The most exciting class I attended at the first Limmud was also the smallest and the most timely: eight to 10 people studying the relevant texts and commentaries with Rabbi Aaron Alexander to discuss whether we are commanded to get insanely drunk on Purim.

The sources of that tradition are sparse. The Megillah says that to celebrate their victory, the Jews observed days of feasting and merrymaking and sent gifts to one another and to the poor, and those actions became an obligation.

The Babylonian Talmud picks up on that obligation with an interesting tractate (thanks to Rabbi Alexander for the translation):

Rava said: One is obligated to become intoxicated on Purim until one does not know the difference between “cursed is Haman” and “blessed is Mordechai.”

Rabbah and Rabbi Zera had the Purim feast together.
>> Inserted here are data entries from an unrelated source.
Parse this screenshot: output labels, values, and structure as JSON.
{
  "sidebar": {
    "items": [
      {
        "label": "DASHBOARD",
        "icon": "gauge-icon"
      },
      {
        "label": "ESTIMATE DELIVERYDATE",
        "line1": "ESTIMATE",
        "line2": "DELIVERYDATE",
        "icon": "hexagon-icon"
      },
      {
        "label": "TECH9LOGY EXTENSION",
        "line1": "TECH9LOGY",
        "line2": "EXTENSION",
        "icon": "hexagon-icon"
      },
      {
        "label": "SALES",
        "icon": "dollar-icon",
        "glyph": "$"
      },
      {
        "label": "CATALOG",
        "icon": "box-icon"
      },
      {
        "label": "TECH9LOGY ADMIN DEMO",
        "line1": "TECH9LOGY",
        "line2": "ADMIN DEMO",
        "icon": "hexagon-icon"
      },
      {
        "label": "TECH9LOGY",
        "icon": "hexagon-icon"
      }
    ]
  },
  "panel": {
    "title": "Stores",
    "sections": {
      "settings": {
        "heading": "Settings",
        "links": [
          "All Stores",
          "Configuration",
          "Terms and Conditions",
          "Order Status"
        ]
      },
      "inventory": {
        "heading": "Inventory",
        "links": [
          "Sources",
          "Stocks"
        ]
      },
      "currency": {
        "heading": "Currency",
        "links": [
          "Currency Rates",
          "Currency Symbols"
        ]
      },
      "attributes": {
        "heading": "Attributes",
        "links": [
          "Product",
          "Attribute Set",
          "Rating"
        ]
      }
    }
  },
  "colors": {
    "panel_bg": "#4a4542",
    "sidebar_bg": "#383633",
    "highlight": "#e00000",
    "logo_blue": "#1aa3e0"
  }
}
They became intoxicated. Rabbah arose and slew Rabbi Zera. The next day, Rabbah prayed for mercy and revived him. The next year, he asked him: “Let Master come and we will have the Purim feast together.” Rabbi Zera answered him: “Not every time does a miracle occur!”

So does the passage mean that we must get plastered, because even two great sages did so? Or does it remove the obligation to get drunk because Rabbi Zera, having been slain amid Purim drunkenness, avoided a repeat the next year?

For that matter, what does the obligation to not know the difference between Haman and Mordechai mean? It could mean blindingly drunk. Or it could mean that you drink enough to fall asleep so you can’t see anyone and thus can’t tell the difference. Or it could mean that you drink just enough to be happy, so that you don’t care about the difference between good and evil.

Among the complications is the need to fulfill all four Purim obligations. In addition to feasting and merrymaking, we’re to hear the Megillah, give gifts and give to the poor. It’s hard to do any of those when we’re passed out drunk.

So what did our little gathering of would-be sages decide? We didn’t. It’s Judaism; it’s crucial for each of us to take the journey for ourselves and find what we believe is the right interpretation. But I think we all left that classroom thinking it would be hard to come to a wise conclusion if we overindulged in wine along the way.